Took a while to get the number. But it's still just up to $\$10,000$ which is order of 2 less than the target, $\$1,000,000$. There must be a better way!

In this problem, we need to use minimum number of coins to make a given amount for a set of denominations.

Amount = 40 cents, and denominations are $\{1, 5, 10, 25\}$.
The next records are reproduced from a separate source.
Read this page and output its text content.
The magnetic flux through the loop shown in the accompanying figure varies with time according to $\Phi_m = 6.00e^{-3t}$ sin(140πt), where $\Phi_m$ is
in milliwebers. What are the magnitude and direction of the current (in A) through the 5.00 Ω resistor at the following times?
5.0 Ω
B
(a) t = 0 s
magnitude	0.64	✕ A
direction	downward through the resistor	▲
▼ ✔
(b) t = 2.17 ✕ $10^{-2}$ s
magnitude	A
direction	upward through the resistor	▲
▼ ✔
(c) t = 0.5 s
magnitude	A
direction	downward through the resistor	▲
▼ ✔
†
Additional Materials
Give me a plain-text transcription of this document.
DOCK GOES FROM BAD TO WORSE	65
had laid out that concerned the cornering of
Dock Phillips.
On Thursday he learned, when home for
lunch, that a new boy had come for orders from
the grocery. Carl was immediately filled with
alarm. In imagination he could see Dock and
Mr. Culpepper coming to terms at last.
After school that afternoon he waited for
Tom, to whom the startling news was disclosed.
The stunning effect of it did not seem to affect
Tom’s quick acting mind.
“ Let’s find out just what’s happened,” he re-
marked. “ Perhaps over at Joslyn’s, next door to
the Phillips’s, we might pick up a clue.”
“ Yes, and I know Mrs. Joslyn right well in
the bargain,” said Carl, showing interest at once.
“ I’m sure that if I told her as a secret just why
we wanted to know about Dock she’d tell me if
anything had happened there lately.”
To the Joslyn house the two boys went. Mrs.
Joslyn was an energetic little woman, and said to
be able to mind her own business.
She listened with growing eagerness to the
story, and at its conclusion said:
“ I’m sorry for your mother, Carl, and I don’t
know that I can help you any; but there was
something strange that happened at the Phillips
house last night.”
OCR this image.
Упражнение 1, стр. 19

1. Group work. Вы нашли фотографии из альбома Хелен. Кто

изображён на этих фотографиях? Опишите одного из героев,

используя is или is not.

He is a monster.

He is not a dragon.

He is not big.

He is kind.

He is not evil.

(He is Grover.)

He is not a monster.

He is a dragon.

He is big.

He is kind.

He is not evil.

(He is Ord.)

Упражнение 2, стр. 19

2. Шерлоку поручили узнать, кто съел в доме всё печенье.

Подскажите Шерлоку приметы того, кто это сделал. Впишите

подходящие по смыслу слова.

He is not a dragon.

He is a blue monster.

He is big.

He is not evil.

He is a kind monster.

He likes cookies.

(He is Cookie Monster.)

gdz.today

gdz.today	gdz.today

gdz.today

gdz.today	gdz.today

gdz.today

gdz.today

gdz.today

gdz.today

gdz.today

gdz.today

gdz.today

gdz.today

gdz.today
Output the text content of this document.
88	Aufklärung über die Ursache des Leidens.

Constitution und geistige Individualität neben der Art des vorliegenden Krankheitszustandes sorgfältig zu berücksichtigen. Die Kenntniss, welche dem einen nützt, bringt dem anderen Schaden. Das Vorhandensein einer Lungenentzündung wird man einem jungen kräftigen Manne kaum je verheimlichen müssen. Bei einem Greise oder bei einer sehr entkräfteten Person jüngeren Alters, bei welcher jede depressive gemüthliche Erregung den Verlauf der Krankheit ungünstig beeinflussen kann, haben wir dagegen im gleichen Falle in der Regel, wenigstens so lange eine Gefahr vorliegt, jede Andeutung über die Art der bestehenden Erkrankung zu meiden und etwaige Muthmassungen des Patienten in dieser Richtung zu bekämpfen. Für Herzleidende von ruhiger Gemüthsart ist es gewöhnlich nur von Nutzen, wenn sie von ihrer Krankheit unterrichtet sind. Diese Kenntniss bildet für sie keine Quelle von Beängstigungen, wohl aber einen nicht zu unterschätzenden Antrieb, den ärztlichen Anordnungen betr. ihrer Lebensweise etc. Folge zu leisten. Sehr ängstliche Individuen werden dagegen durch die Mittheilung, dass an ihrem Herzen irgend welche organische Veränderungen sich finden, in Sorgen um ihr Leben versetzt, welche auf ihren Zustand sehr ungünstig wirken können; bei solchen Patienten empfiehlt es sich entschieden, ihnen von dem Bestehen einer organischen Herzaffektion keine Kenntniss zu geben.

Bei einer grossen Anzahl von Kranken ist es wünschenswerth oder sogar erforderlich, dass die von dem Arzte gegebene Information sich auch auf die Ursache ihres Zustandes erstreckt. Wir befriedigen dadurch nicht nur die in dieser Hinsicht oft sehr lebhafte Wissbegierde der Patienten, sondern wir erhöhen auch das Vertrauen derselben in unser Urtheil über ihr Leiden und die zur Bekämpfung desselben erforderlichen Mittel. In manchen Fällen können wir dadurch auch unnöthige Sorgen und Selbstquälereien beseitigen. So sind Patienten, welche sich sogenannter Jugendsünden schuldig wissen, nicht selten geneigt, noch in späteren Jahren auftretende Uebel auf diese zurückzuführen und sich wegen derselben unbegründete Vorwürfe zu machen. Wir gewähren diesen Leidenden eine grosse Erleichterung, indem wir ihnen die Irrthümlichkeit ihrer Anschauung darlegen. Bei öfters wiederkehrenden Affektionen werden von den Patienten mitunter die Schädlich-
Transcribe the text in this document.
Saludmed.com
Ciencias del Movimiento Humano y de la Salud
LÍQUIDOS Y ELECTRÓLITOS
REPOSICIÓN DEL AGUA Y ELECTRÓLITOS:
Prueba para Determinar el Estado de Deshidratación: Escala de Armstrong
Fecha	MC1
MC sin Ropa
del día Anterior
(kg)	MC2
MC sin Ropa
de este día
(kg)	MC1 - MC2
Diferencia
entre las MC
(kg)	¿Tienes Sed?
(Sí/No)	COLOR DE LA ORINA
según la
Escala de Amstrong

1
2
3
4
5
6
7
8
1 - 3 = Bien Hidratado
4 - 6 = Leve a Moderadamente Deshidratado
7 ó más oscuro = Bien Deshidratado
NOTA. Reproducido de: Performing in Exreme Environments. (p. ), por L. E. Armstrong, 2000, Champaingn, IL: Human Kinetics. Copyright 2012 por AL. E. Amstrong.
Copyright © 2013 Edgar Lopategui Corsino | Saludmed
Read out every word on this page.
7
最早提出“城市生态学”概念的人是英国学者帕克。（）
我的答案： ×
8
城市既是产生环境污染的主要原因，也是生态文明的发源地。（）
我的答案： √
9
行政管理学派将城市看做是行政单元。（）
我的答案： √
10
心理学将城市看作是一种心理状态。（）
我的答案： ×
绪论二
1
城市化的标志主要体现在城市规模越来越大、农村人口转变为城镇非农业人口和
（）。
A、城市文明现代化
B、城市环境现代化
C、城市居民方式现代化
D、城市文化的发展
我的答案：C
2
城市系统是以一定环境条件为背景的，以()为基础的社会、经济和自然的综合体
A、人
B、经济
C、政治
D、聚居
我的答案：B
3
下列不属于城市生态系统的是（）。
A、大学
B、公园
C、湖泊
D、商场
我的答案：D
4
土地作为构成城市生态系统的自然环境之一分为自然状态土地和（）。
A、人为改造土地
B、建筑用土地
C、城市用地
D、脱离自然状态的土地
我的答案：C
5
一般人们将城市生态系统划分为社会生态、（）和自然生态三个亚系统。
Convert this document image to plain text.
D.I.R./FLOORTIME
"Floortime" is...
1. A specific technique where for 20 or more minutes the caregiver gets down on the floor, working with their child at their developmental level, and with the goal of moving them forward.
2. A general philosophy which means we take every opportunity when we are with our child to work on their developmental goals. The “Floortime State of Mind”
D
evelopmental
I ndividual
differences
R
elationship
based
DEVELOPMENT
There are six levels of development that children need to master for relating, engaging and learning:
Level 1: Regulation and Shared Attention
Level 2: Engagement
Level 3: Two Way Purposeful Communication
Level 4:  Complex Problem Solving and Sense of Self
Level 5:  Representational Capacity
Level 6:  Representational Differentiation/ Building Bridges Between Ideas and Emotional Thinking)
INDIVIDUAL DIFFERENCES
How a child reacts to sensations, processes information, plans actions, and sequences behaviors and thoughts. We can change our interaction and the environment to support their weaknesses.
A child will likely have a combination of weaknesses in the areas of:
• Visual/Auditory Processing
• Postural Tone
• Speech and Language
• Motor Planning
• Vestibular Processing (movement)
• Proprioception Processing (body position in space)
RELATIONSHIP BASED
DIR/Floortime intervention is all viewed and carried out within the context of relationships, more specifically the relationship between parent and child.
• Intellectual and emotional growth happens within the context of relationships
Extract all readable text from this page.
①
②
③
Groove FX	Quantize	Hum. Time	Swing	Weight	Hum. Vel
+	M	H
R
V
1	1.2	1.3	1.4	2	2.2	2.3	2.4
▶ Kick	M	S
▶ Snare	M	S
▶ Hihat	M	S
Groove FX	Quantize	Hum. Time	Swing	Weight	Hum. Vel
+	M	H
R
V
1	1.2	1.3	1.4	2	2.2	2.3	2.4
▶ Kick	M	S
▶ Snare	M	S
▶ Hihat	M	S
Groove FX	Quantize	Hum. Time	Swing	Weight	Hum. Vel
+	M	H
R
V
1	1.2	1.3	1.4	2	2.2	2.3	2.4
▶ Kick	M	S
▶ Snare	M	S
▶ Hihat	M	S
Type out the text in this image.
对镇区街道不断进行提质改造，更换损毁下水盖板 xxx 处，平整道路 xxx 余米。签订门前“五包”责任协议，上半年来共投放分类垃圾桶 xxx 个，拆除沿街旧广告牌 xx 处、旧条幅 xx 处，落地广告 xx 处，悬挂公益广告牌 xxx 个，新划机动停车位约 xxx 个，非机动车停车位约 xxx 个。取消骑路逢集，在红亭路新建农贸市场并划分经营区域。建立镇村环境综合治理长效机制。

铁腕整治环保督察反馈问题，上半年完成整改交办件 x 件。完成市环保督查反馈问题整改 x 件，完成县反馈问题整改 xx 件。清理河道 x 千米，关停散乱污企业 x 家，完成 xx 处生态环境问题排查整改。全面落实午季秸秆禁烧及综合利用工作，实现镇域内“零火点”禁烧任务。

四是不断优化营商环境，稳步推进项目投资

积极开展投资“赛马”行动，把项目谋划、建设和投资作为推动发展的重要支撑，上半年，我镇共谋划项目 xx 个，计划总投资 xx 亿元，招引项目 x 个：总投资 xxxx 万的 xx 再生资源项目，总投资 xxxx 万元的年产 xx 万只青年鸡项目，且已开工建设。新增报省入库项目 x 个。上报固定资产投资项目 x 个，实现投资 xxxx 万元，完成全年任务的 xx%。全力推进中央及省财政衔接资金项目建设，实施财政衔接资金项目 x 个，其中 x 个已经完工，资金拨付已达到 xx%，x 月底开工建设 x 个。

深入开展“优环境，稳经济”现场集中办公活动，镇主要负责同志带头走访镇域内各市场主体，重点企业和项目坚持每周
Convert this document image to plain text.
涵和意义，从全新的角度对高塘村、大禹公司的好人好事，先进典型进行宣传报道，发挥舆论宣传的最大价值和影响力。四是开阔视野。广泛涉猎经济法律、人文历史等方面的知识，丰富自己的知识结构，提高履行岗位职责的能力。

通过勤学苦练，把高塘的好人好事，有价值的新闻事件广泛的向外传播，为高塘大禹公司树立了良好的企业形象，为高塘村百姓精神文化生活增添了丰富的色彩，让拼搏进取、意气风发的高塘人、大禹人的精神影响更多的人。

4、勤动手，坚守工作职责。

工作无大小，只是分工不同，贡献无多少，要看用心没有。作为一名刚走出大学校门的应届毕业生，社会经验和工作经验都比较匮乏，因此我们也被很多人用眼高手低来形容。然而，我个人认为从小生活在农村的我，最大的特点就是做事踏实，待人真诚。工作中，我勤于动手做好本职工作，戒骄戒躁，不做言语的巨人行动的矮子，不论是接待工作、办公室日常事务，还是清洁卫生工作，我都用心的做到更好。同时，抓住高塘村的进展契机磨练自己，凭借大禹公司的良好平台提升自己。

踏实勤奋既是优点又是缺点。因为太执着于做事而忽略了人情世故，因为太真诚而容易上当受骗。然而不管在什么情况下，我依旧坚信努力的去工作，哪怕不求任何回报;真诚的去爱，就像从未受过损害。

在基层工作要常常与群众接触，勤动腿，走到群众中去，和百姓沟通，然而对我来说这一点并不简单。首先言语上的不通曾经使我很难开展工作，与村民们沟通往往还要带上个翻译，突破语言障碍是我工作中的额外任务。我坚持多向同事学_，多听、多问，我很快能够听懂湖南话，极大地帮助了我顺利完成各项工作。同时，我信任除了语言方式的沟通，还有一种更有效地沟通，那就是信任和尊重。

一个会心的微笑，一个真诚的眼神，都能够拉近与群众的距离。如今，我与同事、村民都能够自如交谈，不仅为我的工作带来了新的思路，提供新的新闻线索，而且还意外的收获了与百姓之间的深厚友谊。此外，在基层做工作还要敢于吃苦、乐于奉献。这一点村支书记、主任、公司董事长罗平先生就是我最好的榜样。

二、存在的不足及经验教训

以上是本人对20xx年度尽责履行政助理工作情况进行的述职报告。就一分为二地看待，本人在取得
We need to choose the smallest of the following:

1. 1 + MinChange(39) - a penny (=1) given
2. 1 + MinChange(35) - a nickel (=5) given
3. 1 + MinChange(30) - a dime (=10) given
4. 1 + MinChange(15) - a quarter (=25) given

In other words, we have the following recursive formula:

1. Define $C[j]$ to be the minimum number of coins we need to make change for $j$ cents.
2. Denominations are given as $$D = \{d_1, d_2, ..., d_k\}.$$
3. If we knew that an optimal solution for the problem of making change for $j$ cents used a coin of denomination $d_i$, we have: $$C[j] = 1 + C[j-d_i].$$
4. Recursively define the value of an optimal solution. $$C[j] = \begin{cases} \infty & \text{if }j < 0, \\ 0 & \text{if }j = 0, \\ 1 + min_{1 \le i \le k} (C[j-d_i]) & \text{if }j \ge 1 \end{cases}$$

Here is the code:

#include <iostream>
using namespace std;

int CoinChange(int amount, int d[], int size)
{
	if(amount <= 0) return 0;
	int min_coins =(int)INT_MAX;

	for(int i = 0; i < size; i++) {
		if(d[i] <= amount) 
			min_coins = min(min_coins, CoinChange(amount-d[i], d, size) + 1);
	}
	return min_coins;
}
int main()
{
	int d[] = {1, 5, 10, 25};
	int amount = 40;
	int size = sizeof(d)/sizeof(d[0]);
	int ans = CoinChange(amount, d, size);
	cout << "Minimal # of coins = " << ans << endl;

	return 0;
}

Output is:

Minimal # of coins = 3